Lost in brain

© Inria / Dessin P. Aran

Moi, ma passion, c’est la navigation. J’adore me balader dans le vaste et complexe réseau d’axone du cerveau. Il s’agit des liaisons reliant les neurones entre eux, on peut appeler ça fibres. Mais le réseau est tellement complexe, avec tant de chemins, de croisements et d’embranchements, qu’on s’y perd facilement. On peut par exemple prévoir une croisière au départ des aires moteurs, et finalement se retrouver dans une aire visuelle.
Alors, pour organiser tout cela, il a été imaginé de créer, de dessiner, des cartes du réseau de liaisons. L’idée était de parcourir, axones après axones, chemin après chemin, tout le cerveau. Mais, pour des raisons d’ordre financier principalement, il était impossible de recruter des milliers de petits navigateurs comme moi. Or, tout seul et en considérant le nombre de cerveaux existants, ce travail titanesque me prendrait plusieurs vies, au bas mot.
On a donc voulu essayer autre chose. Nos copains les photographes de cerveaux, eux, sont capables de prendre des photos de sortes de panneaux de signalisation (ou faire de l’IRM de diffusion, pour ceux qui veulent frimer), indiquant approximativement le
chemin parcouru par les axones. En suivant ces panneaux de proche en proche et en prenant des points de départ un peu partout dans le cerveau, on peut estimer une carte du réseau. Comme on suit, à la trace les fibres (les panneaux de signalisation), on peut dire qu’on les traque. On a donc décidé d’appeler cette technique : la tractographie.

Malheureusement, vint rapidement un problème. Je me perdais sans cesse, créant des liaisons qui n’existent pas. En effet le nombre de panneaux est bien inférieur au nombre de fibres, ainsi qu’à la quantité de détail. En plus, chaque cerveau est différent. Mais comme la lourde tâche de dessiner les cartes m’incombait, comment pouvais-je savoir que je me perdais ? C’est ainsi que de nombreuses fausses cartes furent dessinées. On s’en aperçut quand des grands savants, se doutant probablement du souci, organisèrent de grandes expéditions, lentes et très onéreuses, pour suivre une à une toutes les fibres.
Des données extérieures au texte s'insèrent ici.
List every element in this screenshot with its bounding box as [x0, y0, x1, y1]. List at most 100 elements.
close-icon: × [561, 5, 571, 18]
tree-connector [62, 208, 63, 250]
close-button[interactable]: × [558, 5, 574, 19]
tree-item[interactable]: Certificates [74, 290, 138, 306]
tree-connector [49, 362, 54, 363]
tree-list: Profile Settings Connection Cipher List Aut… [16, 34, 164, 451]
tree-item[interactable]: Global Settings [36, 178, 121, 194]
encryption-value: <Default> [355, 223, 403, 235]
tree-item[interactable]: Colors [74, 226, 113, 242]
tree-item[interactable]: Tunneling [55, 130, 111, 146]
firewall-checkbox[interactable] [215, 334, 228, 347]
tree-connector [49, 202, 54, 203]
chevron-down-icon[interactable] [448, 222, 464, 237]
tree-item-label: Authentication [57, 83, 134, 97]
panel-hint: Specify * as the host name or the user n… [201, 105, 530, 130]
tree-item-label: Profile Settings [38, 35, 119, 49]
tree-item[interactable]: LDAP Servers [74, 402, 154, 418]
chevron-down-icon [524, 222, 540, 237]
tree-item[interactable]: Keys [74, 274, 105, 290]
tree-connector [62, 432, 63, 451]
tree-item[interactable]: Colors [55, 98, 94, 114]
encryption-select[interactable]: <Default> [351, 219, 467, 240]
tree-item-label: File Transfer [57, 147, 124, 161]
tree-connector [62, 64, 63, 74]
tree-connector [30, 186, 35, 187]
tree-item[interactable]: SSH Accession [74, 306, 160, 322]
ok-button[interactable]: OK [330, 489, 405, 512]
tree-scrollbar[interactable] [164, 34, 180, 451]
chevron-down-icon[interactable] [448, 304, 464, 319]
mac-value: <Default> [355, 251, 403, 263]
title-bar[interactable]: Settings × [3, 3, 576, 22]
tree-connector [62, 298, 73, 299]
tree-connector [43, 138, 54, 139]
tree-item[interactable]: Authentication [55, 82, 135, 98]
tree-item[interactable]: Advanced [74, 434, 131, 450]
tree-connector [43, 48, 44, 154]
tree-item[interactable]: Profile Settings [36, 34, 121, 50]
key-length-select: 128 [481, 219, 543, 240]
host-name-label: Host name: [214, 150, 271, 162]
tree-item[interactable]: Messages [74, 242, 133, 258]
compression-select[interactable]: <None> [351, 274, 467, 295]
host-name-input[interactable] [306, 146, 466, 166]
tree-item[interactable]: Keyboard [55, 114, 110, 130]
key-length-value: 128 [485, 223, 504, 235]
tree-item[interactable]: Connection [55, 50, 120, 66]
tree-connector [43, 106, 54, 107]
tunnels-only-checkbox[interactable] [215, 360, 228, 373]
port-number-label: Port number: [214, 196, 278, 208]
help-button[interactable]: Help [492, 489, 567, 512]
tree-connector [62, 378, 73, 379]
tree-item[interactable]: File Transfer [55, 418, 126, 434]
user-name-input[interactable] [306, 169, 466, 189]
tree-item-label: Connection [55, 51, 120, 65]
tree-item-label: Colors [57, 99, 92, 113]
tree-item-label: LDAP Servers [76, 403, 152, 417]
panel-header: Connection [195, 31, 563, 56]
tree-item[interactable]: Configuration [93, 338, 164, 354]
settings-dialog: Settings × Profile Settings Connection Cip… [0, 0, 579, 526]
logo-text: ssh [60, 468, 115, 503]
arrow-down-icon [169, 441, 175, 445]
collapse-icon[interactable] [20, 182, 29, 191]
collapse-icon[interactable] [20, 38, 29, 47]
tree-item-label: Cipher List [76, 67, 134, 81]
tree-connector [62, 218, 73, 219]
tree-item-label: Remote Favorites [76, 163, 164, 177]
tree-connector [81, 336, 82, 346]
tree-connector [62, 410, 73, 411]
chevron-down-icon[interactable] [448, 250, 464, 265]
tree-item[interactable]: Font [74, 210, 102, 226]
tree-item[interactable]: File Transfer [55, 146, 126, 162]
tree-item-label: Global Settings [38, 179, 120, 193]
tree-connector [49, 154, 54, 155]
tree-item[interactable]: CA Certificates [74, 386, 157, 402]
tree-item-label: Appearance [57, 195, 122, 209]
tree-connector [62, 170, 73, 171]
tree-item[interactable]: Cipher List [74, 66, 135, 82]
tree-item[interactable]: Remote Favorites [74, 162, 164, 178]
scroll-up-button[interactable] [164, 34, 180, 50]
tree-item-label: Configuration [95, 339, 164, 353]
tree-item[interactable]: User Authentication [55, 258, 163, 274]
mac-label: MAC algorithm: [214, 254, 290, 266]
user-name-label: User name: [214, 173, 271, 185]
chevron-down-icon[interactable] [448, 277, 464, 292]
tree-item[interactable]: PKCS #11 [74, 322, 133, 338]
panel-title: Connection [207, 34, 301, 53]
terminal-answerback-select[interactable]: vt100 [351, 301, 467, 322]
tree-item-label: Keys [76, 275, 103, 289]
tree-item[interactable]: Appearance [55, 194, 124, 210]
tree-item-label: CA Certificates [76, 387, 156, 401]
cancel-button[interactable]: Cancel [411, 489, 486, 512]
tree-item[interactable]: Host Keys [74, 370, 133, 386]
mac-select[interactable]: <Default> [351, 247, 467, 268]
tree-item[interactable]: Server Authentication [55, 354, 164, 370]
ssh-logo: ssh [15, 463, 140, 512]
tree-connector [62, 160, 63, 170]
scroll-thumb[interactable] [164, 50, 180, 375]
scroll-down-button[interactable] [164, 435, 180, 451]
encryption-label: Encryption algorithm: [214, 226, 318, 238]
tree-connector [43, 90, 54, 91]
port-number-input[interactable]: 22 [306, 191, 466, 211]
Leurs conclusions furent édifiantes, nos cartes étaient inutilisables.
Heureusement, devant l’ampleur de la catastrophe, une solution vit très vite le jour.
Des expéditions de grands savants furent menées sur un grand nombre de cerveaux différents. En combinant toutes ces cartes on obtint un grand atlas, pouvant servir de base commune pour tous les cerveaux. Ensuite, pour cartographier un nouveau cerveau, à chaque région ou croisement complexe, il suffit de comparer les panneaux de signalisation et la carte de l’atlas puis de prendre la direction la plus probable. On avait donc créé le tout premier GPS pour cerveau. Et je peux enfin m’adonner à ma passion, sans craindre me perdre dans les méandres du cerveau.

Moi c’est Thomas. J’ai commencé ma vie universitaire avec une licence de chimie, à l’université de Caen, que j’ai obtenue. Licence qui m‘a surtout permis de réaliser que la chimie n’est pas un domaine d’avenir pour moi. Je me suis donc réorienté vers une licence d’EEEA (les domaines qui commencent par élec, avec de l’informatique et un peu de maths, aussi) A la suite de laquelle j’ai fait un master de traitement des signaux, grâce auquel j’ai pu débuter ma thèse chez Inria, dans l’équipe Empenn.
Je m’intéresse à la tractographie car ce sont des méthodes très prometteuses pour l’étude du fonctionnement du cerveau ainsi que l’étude de pathologie neurologique mais qui ne peuvent pas à l’heure actuelle, à cause d’un trop grand nombre de faux positifs (les navigateurs qui se perdent), être utilisée à leur plein potentiel.